ID       [a-zA-z][a-zA-z0-9]*
DIGIT    [0-9]

%%
[\t]+
{ID}     {printf("\n identifier found");}
{DIGIT}  {printf("\nDigit found");}
.        {}
%%

int main(int argc, char *argv[]){         
    yylex();         
}
1

1 Answers

2
votes

This is not a trivial question, as what errors are detected in the lexer is very much part of the whole design of a language processing system and the nature of the syntactic and lexical structure of the language. Some elements that may, on inspection seem like lexical errors, may turn out not to be. It really depends on the nature of the language; for example, in Fortran, spaces have no meaning, and there is the famous example:

        DO 10 I = 1.10

Is this the keyword DO, the label 10, the identifier I, the operator = and the number 1.10? Actually, it is the identifier DO10I... etc; whereas

        DO 10 I = 1,10

Does have the keyword DO...

So sometimes, when seeing the sequence, 123abc, you cannot automatically assume it is just an invalid identifier. Sometimes it is just better to return it as the two valid tokens NUMBER and IDENTIFIER and leave it to the parser to report any errors that result. The only difficult area to be careful with this approach is when exponents are specified in floating point number constants, and when integer ranges are used. An example of an exponent use would be:

-1234.457E+12

This has a letter embedded in a number, and would need to be returned as some kind of NUMBER token. Similarly the overloading on the sign operators cause problems for lexical analysis error detection. In the previous number it has two signs - and +. If they are recognised as part of the number, when do the symbols - and + get recognised as the SUBTRACT and ADD tokens? Take for example this expression:

i=i-1;

Is this IDENTIFIER, EQUALS,IDENTIFIER,NUMBER? No, of course not. So this means that we cannot always assume that -1 is just a NUMBER.

The integer range, mentioned earlier, which in many languages (Pascal in particular) is represented as 1..8, using two dots to indicate an upper and lower bound, causes difficulties when handling floating point expressions like 1.2.
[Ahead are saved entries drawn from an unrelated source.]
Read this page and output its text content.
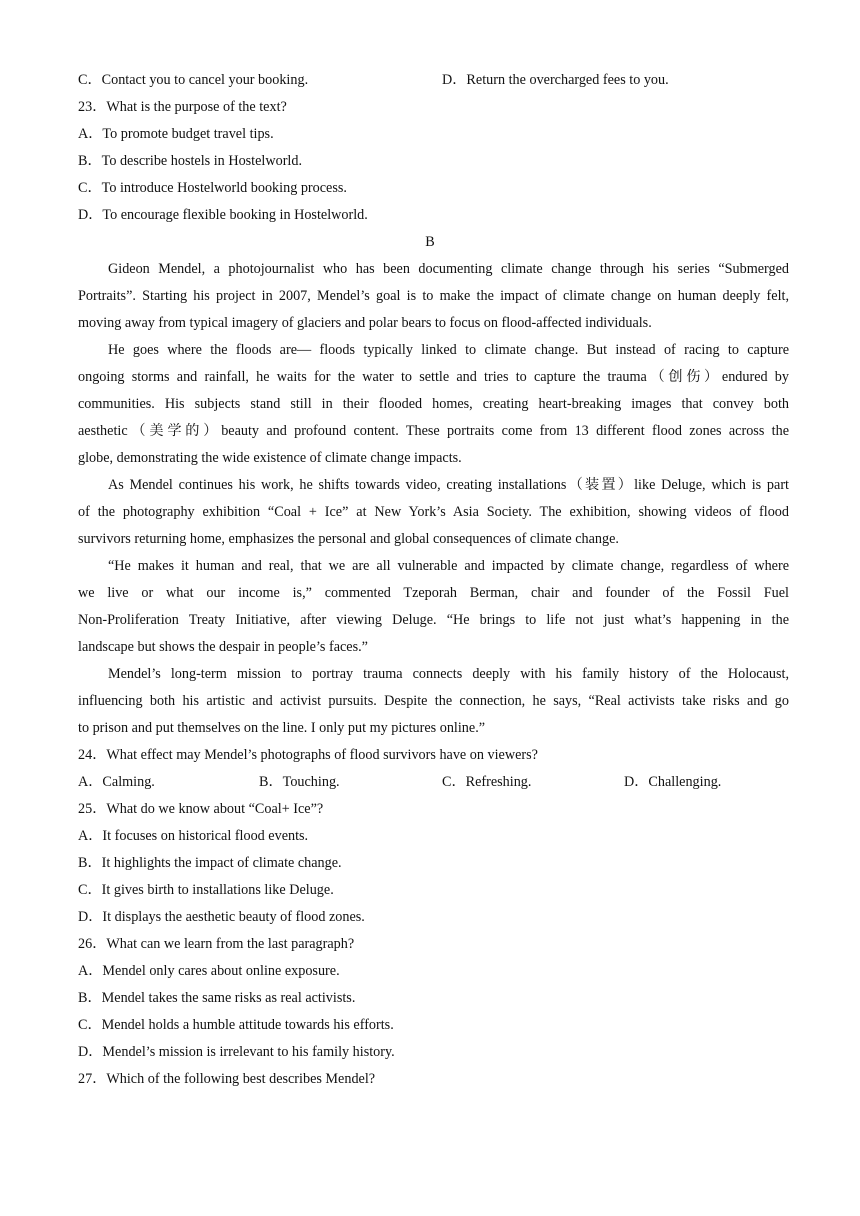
C．Contact you to cancel your booking.	D．Return the overcharged fees to you.
23．What is the purpose of the text?
A．To promote budget travel tips.
B．To describe hostels in Hostelworld.
C．To introduce Hostelworld booking process.
D．To encourage flexible booking in Hostelworld.
B
Gideon Mendel, a photojournalist who has been documenting climate change through his series “Submerged
Portraits”. Starting his project in 2007, Mendel’s goal is to make the impact of climate change on human deeply felt,
moving away from typical imagery of glaciers and polar bears to focus on flood-affected individuals.
He goes where the floods are— floods typically linked to climate change. But instead of racing to capture
ongoing storms and rainfall, he waits for the water to settle and tries to capture the trauma（创伤）endured by
communities. His subjects stand still in their flooded homes, creating heart-breaking images that convey both
aesthetic（美学的）beauty and profound content. These portraits come from 13 different flood zones across the
globe, demonstrating the wide existence of climate change impacts.
As Mendel continues his work, he shifts towards video, creating installations（装置）like Deluge, which is part
of the photography exhibition “Coal + Ice” at New York’s Asia Society. The exhibition, showing videos of flood
survivors returning home, emphasizes the personal and global consequences of climate change.
“He makes it human and real, that we are all vulnerable and impacted by climate change, regardless of where
we live or what our income is,” commented Tzeporah Berman, chair and founder of the Fossil Fuel
Non-Proliferation Treaty Initiative, after viewing Deluge. “He brings to life not just what’s happening in the
landscape but shows the despair in people’s faces.”
Mendel’s long-term mission to portray trauma connects deeply with his family history of the Holocaust,
influencing both his artistic and activist pursuits. Despite the connection, he says, “Real activists take risks and go
to prison and put themselves on the line. I only put my pictures online.”
24．What effect may Mendel’s photographs of flood survivors have on viewers?
A．Calming.	B．Touching.	C．Refreshing.	D．Challenging.
25．What do we know about “Coal+ Ice”?
A．It focuses on historical flood events.
B．It highlights the impact of climate change.
C．It gives birth to installations like Deluge.
D．It displays the aesthetic beauty of flood zones.
26．What can we learn from the last paragraph?
A．Mendel only cares about online exposure.
B．Mendel takes the same risks as real activists.
C．Mendel holds a humble attitude towards his efforts.
D．Mendel’s mission is irrelevant to his family history.
27．Which of the following best describes Mendel?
So, just the question, "How do I checked for ill-formed identifiers and numbers in a lexer?" Is quite loaded, and shows it might represent someone who has not fully absorbed the subject area. Often questions like this a posted in class tests, as they are a good way for the instructor to see whether the student possesses the deeper knowledge of language processing, or just answers it in a surface way, and attempts to write patterns for such objects.

As just mentioned, the naive answer would be just to write regular expression patterns to match the examples of invalid lexemes.

For example, I could add the patterns:

[0-9]+\.[0-9]+(\.[0-9]+)+    {printf("Bad float: %s\n", yytext);}
[0-9]+[a-zA-Z][a-zA-Z0-9]+   {printf("Bad Identifier: %s\n", yytext);}

But usually this is not done in most compilers. The only lexical errors detected by most compilers would be unclosed strings and comments. This is also the reason why most languages do not allow newlines in strings, because then unclosed strings can easily be detected.